Panel:
The Catch-up of the Renewable Energy Sector in Developing Countries
(Natural Resource Security, Energy and Environmental Policy)
Thursday, November 12, 2015: 1:45 PM-3:15 PM
Board Room (Hyatt Regency Miami)
*Names in bold indicate Presenter
Panel Organizers: Tian Tang, Florida State University; Harvard University
Panel Chairs: Elizabeth Wilson, University of Minnesota
Discussants: Stuart Bretschneider, Syracuse University; Arizona State University and Gabriel Chan, University of Minnesota
As a global public good, the reduction of carbon emissions requires global responses. Unlike developed countries with financial strengths and first-mover advantages in climate-friendly technologies, developing countries are more vulnerable in climate change mitigation due to serious technological and financial barriers they are facing. To overcome these technological and financial barriers, a variety of policy instruments, including domestic incentives and international supports, have been used by governments in developing countries to drive private investment and induce technological change in the energy sector so as to catch up in the global climate change mitigation. Some of the policy tools directly support R&D activities so as to push innovation of in the energy sector (technology-push), while others induce technological change in the energy sector through creating a market for the emerging climate-friendly technologies (demand-pull).
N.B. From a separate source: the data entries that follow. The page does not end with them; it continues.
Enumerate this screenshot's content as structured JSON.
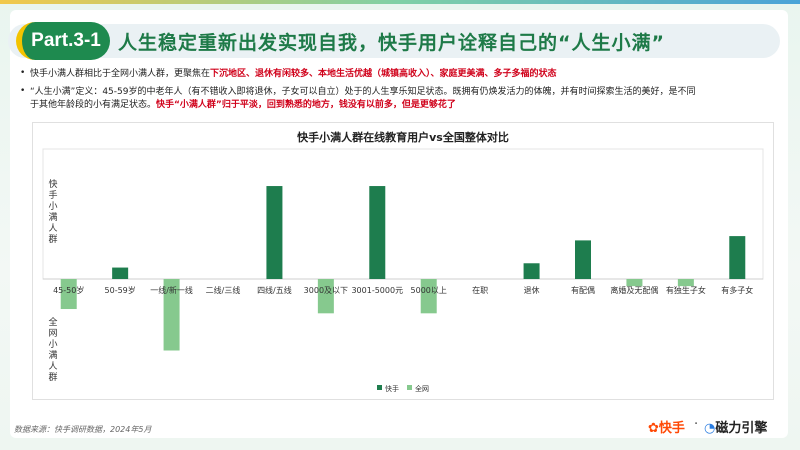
{
  "header": {
    "badge": "Part.3-1",
    "title": "人生稳定重新出发实现自我，快手用户诠释自己的“人生小满”"
  },
  "bullets": {
    "b1_plain": "快手小满人群相比于全网小满人群，更聚焦在",
    "b1_red": "下沉地区、退休有闲较多、本地生活优越（城镇高收入）、家庭更美满、多子多福的状态",
    "b2_plain": "“人生小满”定义：45-59岁的中老年人（有不错收入即将退休，子女可以自立）处于的人生享乐知足状态。既拥有仍焕发活力的体魄，并有时间探索生活的美好，是不同",
    "b3_plain": "于其他年龄段的小有满足状态。",
    "b3_red": "快手“小满人群”归于平淡，回到熟悉的地方，钱没有以前多，但是更够花了"
  },
  "footer": {
    "source": "数据来源：快手调研数据，2024年5月",
    "logo_kuaishou": "快手",
    "logo_cili": "磁力引擎"
  },
  "colors": {
    "kuaishou": "#1e7d4e",
    "quanwang": "#86c98e",
    "brand_green": "#1e8a4f",
    "highlight_red": "#d0021b"
  },
  "chart_data": {
    "type": "bar",
    "title": "快手小满人群在线教育用户vs全国整体对比",
    "upper_axis_label": "快手小满人群",
    "lower_axis_label": "全网小满人群",
    "categories": [
      "45-50岁",
      "50-59岁",
      "一线/新一线",
      "二线/三线",
      "四线/五线",
      "3000及以下",
      "3001-5000元",
      "5000以上",
      "在职",
      "退休",
      "有配偶",
      "离婚及无配偶",
      "有独生子女",
      "有多子女"
    ],
    "series": [
      {
        "name": "快手",
        "values": [
          0,
          8,
          0,
          0,
          65,
          0,
          65,
          0,
          0,
          11,
          27,
          0,
          0,
          30
        ]
      },
      {
        "name": "全网",
        "values": [
          -21,
          0,
          -50,
          0,
          0,
          -24,
          0,
          -24,
          0,
          0,
          0,
          -5,
          -5,
          0
        ]
      }
    ],
    "ylim": [
      -55,
      70
    ],
    "legend": [
      "快手",
      "全网"
    ],
    "legend_position": "bottom-center",
    "grid": false
  }
}
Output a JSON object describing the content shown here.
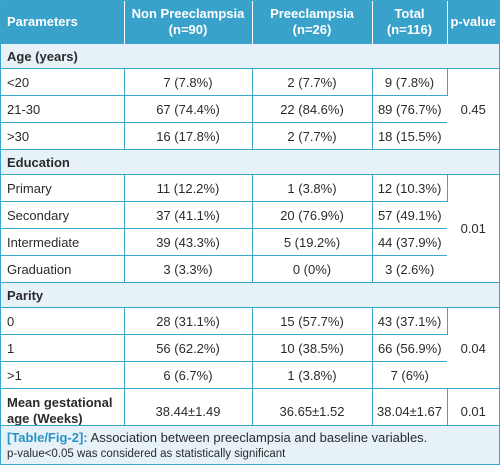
{
  "headers": [
    "Parameters",
    "Non Preeclampsia\n(n=90)",
    "Preeclampsia\n(n=26)",
    "Total\n(n=116)",
    "p-value"
  ],
  "sections": [
    {
      "title": "Age (years)",
      "p_value": "0.45",
      "rows": [
        [
          "<20",
          "7 (7.8%)",
          "2 (7.7%)",
          "9 (7.8%)"
        ],
        [
          "21-30",
          "67 (74.4%)",
          "22 (84.6%)",
          "89 (76.7%)"
        ],
        [
          ">30",
          "16 (17.8%)",
          "2 (7.7%)",
          "18 (15.5%)"
        ]
      ]
    },
    {
      "title": "Education",
      "p_value": "0.01",
      "rows": [
        [
          "Primary",
          "11 (12.2%)",
          "1 (3.8%)",
          "12 (10.3%)"
        ],
        [
          "Secondary",
          "37 (41.1%)",
          "20 (76.9%)",
          "57 (49.1%)"
        ],
        [
          "Intermediate",
          "39 (43.3%)",
          "5 (19.2%)",
          "44 (37.9%)"
        ],
        [
          "Graduation",
          "3 (3.3%)",
          "0 (0%)",
          "3 (2.6%)"
        ]
      ]
    },
    {
      "title": "Parity",
      "p_value": "0.04",
      "rows": [
        [
          "0",
          "28 (31.1%)",
          "15 (57.7%)",
          "43 (37.1%)"
        ],
        [
          "1",
          "56  (62.2%)",
          "10 (38.5%)",
          "66 (56.9%)"
        ],
        [
          ">1",
          "6 (6.7%)",
          "1 (3.8%)",
          "7 (6%)"
        ]
      ]
    }
  ],
  "mean_row": {
    "label": "Mean gestational\nage (Weeks)",
    "values": [
      "38.44±1.49",
      "36.65±1.52",
      "38.04±1.67"
    ],
    "p_value": "0.01"
  },
  "caption": {
    "ref": "[Table/Fig-2]:",
    "text": " Association between preeclampsia and baseline variables.",
    "note": "p-value<0.05 was considered as statistically significant"
  }
}
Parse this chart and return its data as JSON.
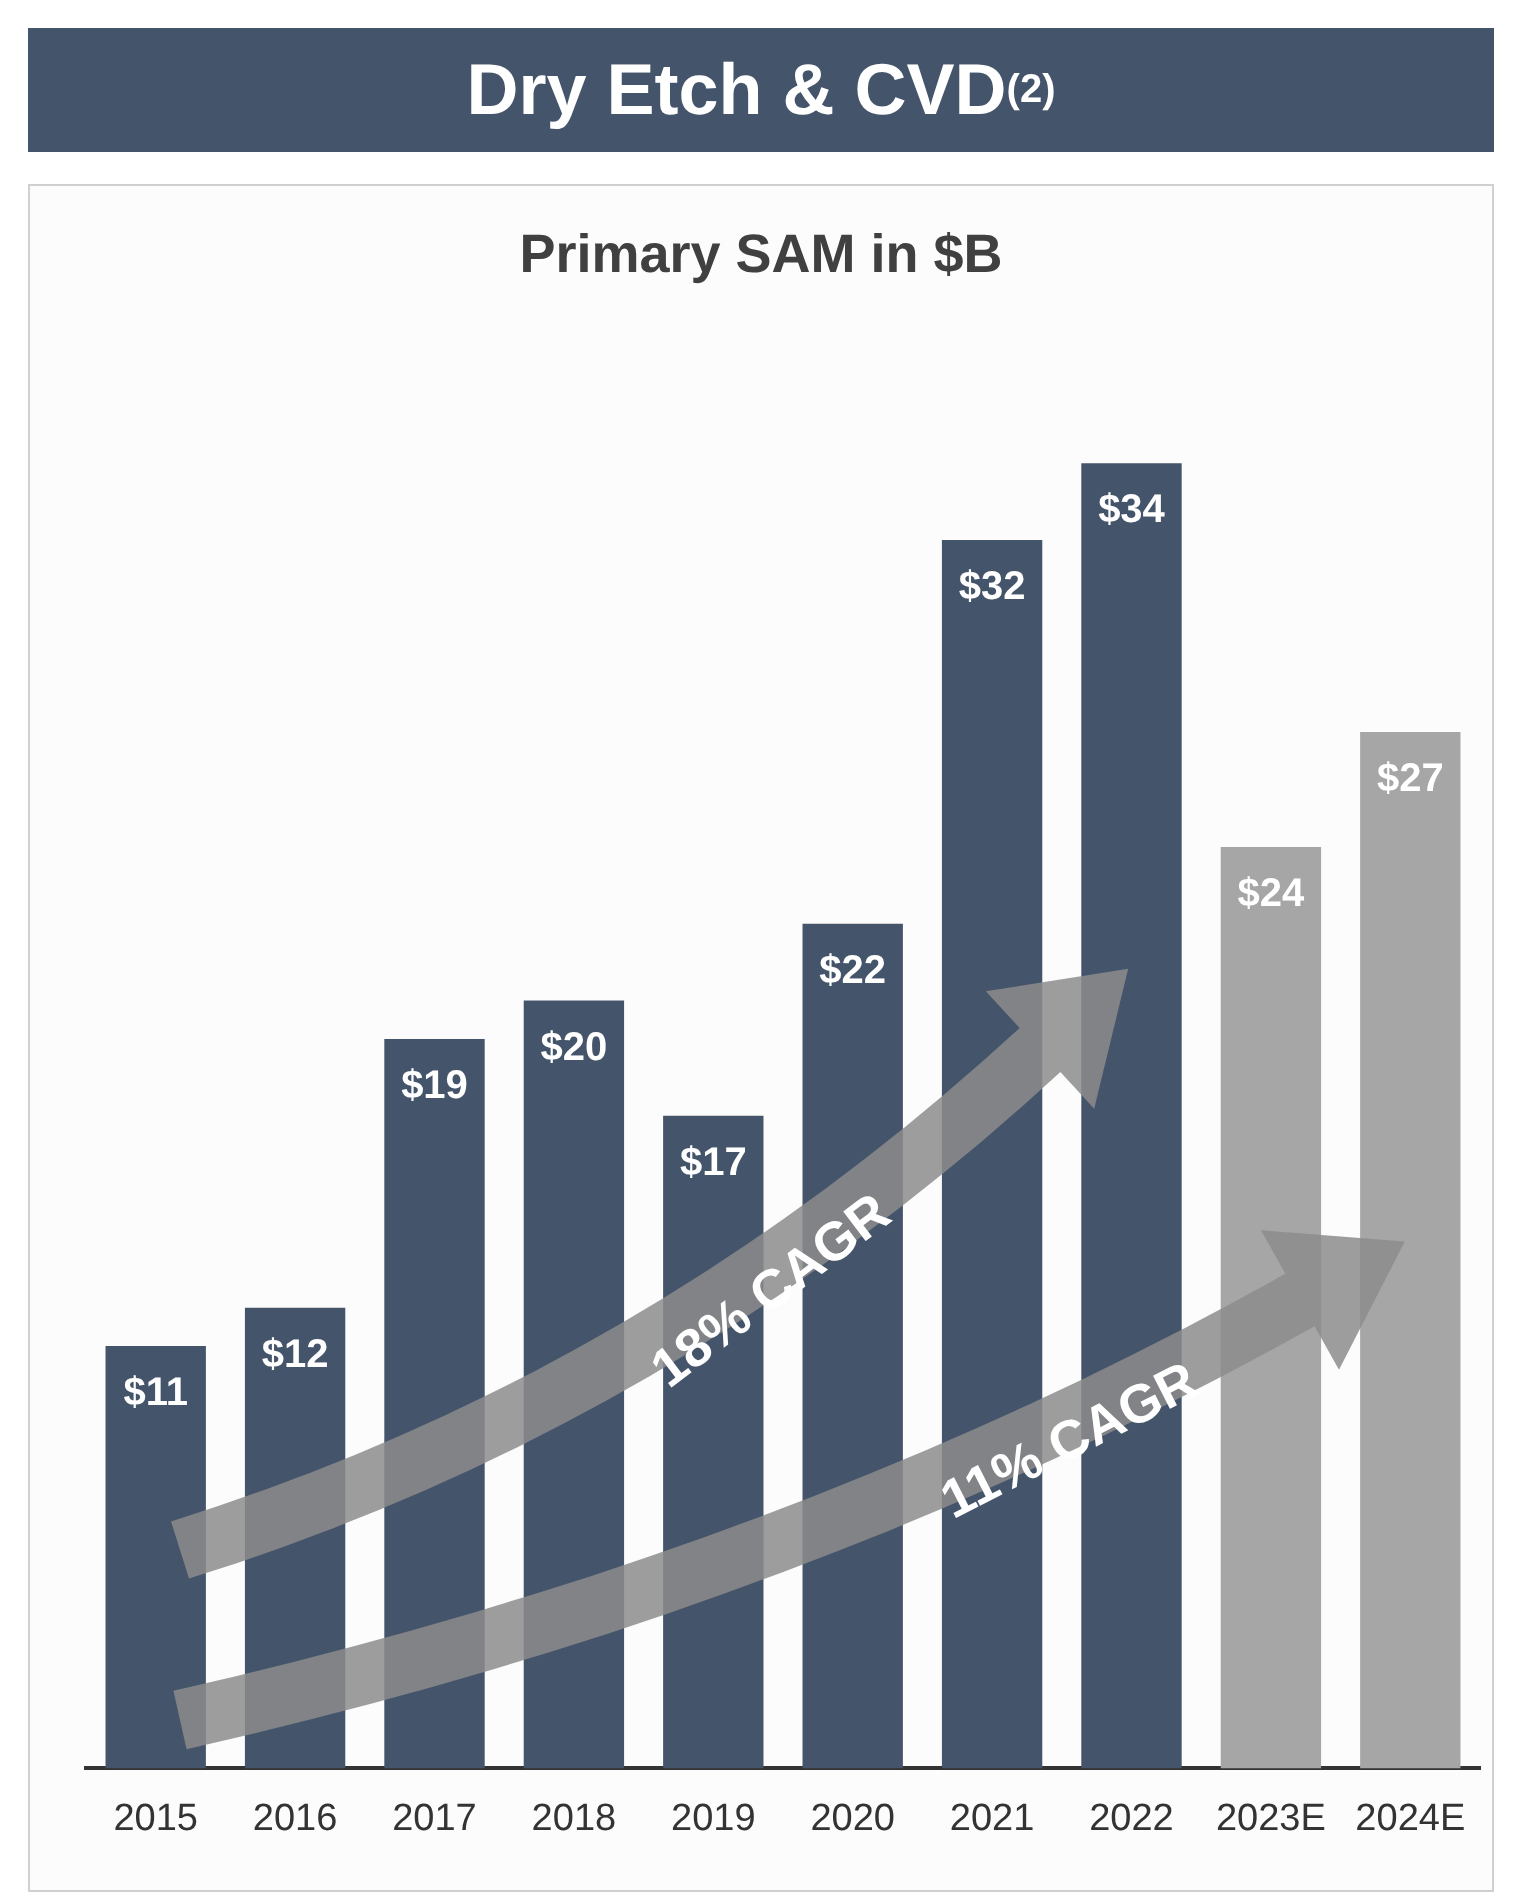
{
  "chart_data": {
    "type": "bar",
    "title": "Dry Etch & CVD$^{(2)}$",
    "subtitle": "Primary SAM in $B",
    "categories": [
      "2015",
      "2016",
      "2017",
      "2018",
      "2019",
      "2020",
      "2021",
      "2022",
      "2023E",
      "2024E"
    ],
    "values": [
      11,
      12,
      19,
      20,
      17,
      22,
      32,
      34,
      24,
      27
    ],
    "colors": [
      "#44546a",
      "#44546a",
      "#44546a",
      "#44546a",
      "#44546a",
      "#44546a",
      "#44546a",
      "#44546a",
      "#a6a6a6",
      "#a6a6a6"
    ],
    "value_labels": [
      "$11",
      "$12",
      "$19",
      "$20",
      "$17",
      "$22",
      "$32",
      "$34",
      "$24",
      "$27"
    ],
    "annotations": [
      "18% CAGR",
      "11% CAGR"
    ],
    "legend": false,
    "grid": false
  }
}
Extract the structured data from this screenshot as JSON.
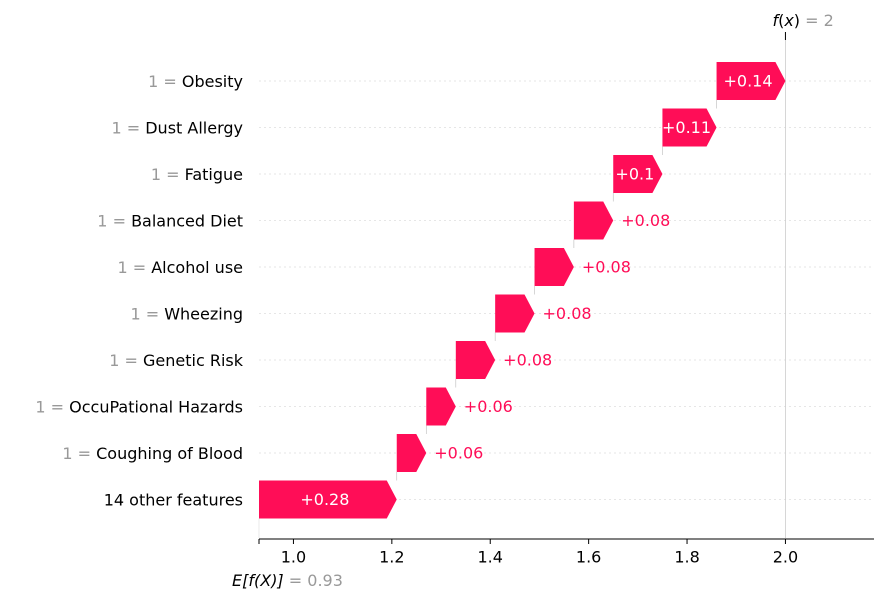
{
  "chart_data": {
    "type": "waterfall",
    "base_value": 0.93,
    "output_value": 2,
    "output_label": {
      "func": "f",
      "arg": "x",
      "value_text": "2"
    },
    "base_label": {
      "text": "E[f(X)]",
      "value_text": "0.93"
    },
    "features": [
      {
        "value": "1",
        "name": "Obesity",
        "contribution": 0.14,
        "label": "+0.14"
      },
      {
        "value": "1",
        "name": "Dust Allergy",
        "contribution": 0.11,
        "label": "+0.11"
      },
      {
        "value": "1",
        "name": "Fatigue",
        "contribution": 0.1,
        "label": "+0.1"
      },
      {
        "value": "1",
        "name": "Balanced Diet",
        "contribution": 0.08,
        "label": "+0.08"
      },
      {
        "value": "1",
        "name": "Alcohol use",
        "contribution": 0.08,
        "label": "+0.08"
      },
      {
        "value": "1",
        "name": "Wheezing",
        "contribution": 0.08,
        "label": "+0.08"
      },
      {
        "value": "1",
        "name": "Genetic Risk",
        "contribution": 0.08,
        "label": "+0.08"
      },
      {
        "value": "1",
        "name": "OccuPational Hazards",
        "contribution": 0.06,
        "label": "+0.06"
      },
      {
        "value": "1",
        "name": "Coughing of Blood",
        "contribution": 0.06,
        "label": "+0.06"
      },
      {
        "value": "",
        "name": "14 other features",
        "contribution": 0.28,
        "label": "+0.28"
      }
    ],
    "x_ticks": [
      "1.0",
      "1.2",
      "1.4",
      "1.6",
      "1.8",
      "2.0"
    ],
    "x_tick_values": [
      1.0,
      1.2,
      1.4,
      1.6,
      1.8,
      2.0
    ],
    "xlim": [
      0.93,
      2.18
    ],
    "colors": {
      "positive": "#ff0d57",
      "label_gray": "#999999",
      "text": "#000000",
      "grid": "#cccccc",
      "bar_text": "#ffffff"
    }
  }
}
In this panel, we have three papers examining how these technology-push and demand-pull policies promote the catch-up of the renewable energy sector in developing countries. The first paper is a case study of a key technology-pull policy in China, which analyzes how the national 863 program in China has driven the innovation in the power sector with a focus on the interaction between policy process and industrial innovation. The second paper looks at the catch-up by technology diffusion. It examines the determinants of private investment in renewable energy infrastructure in developing countries. Particularly, this paper will empirically test the impacts of international policy transfer and domestic policy incentives on driving private investment in the renewable energy sector, which creates demand for renewable energy technologies. The third paper attempts to depict a global picture of the technological knowledge production in solar PV sector, and quantitatively assesses whether there is a shift of technological leadership in the solar PV sector from developed countries to developing countries through a patent analysis.
This panel will be of interests to both energy technology practioners in developing countries and international policy-makers. The findings from our papers will provide evidence on whether there has been a catch-up in the emerging energy technologies and how this catch-up occurred in different developing countries. From a domestic policy-making perspective, the discussion in this panel will shed lights on the roles of technology-push and demand-pull policies in the innovation and diffusion of renewable energy technologies in a development context. From a global view, international collaboration and technology transfer will be a necessary part in the process of catch-up for developing countries. Our panel discussion also helps to better understand this global dynamics, and may be able to suggest how to overcome the technical and financial barriers through international collaboration.